The number one open source intelligence source that people with evil intent will try to use against you, or to identify you, is your social media profiles. You make a malicious person’s life significantly more difficult by simply locking down your social media profiles so that nobody except people you know personally can view them, or that the data that is publicly visible is not enough to provide the attacker an advantage.


 

  1. You joined your social media profile to your dating site account.

We’ve previously discussed the privacy risk posed by sharing photos, usernames, and email addresses between your private dating profile and the rest of your online presence. Linking your social media accounts may be a simple and timesaving way to create an account on many dating sites and apps, but these sites frequently import most of the data we’ve discussed above directly into your dating profile and account. Given all the points we’ve discussed previously, this is obviously not a wise choice.

I highly recommend using an entirely new and separate email account to sign up for a private dating profile. If the site in question absolutely requires linking a social media account, start a new one without unnecessary personal details.


 

  1. You forgot that social engineering (and catfishing) happen, and can happen to you.

No matter who you are, which gender you are, what you do for a living, or how much money you make, you can be a target for fraud or social engineering. Somebody who wants to manipulate or identify you on a dating site may attempt to gain your trust before drawing you into a trap.

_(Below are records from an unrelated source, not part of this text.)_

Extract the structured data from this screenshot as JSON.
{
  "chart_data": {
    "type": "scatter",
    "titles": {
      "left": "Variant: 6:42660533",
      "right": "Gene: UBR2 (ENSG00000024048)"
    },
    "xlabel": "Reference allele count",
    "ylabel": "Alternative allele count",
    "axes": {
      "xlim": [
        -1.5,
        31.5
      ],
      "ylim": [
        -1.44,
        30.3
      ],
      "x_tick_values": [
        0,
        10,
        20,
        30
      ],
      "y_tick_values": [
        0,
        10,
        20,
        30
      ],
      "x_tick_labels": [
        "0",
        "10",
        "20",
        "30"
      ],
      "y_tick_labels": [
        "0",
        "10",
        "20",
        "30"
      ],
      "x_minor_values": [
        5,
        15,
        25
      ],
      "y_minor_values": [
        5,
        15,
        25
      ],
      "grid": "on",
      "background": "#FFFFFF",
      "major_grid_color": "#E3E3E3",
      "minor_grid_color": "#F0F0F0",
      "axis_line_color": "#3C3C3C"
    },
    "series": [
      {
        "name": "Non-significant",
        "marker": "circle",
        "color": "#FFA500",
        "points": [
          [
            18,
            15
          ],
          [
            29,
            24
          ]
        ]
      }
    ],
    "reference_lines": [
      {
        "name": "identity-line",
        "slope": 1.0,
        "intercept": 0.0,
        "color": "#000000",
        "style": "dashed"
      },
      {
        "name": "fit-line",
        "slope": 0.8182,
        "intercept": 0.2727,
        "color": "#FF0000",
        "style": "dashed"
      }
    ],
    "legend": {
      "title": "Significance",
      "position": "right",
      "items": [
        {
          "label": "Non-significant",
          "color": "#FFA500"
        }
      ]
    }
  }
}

If something doesn’t feel right, it probably isn’t. If something seems too good to be true, it probably is. Be very cognizant of members leading you into revealing unusual personal details, compromising photos, or financial information. Dating sites are fair game to cyber-criminals.


 

  1. You weren’t aware that you were accepting risk.

Dating online, like the rest of our lives, carries some inherent risk. The level of risk associated with joining a dating site and interacting with others on that site varies by each individual’s situation. For example, this risk may be to your reputation if your profile (or behavior with other users) were publicized, or to your personal safety if your location or identity were compromised.

Online dating is a great option for many people and many healthy relationships exist today because of it. You must simply consider what level of risk you’re willing to accept before doing it. Even if you are meticulous in protecting your online presence, there will always be circumstances outside your control. What would the consequences be if the site were breached, and your identity and interactions were posted online or sent to your employer or family? If somebody successfully identified you, how easy would it be to find your street address or place of business? Like any other activity that carries some significant risk, you must consider these types of questions and make your own informed decision.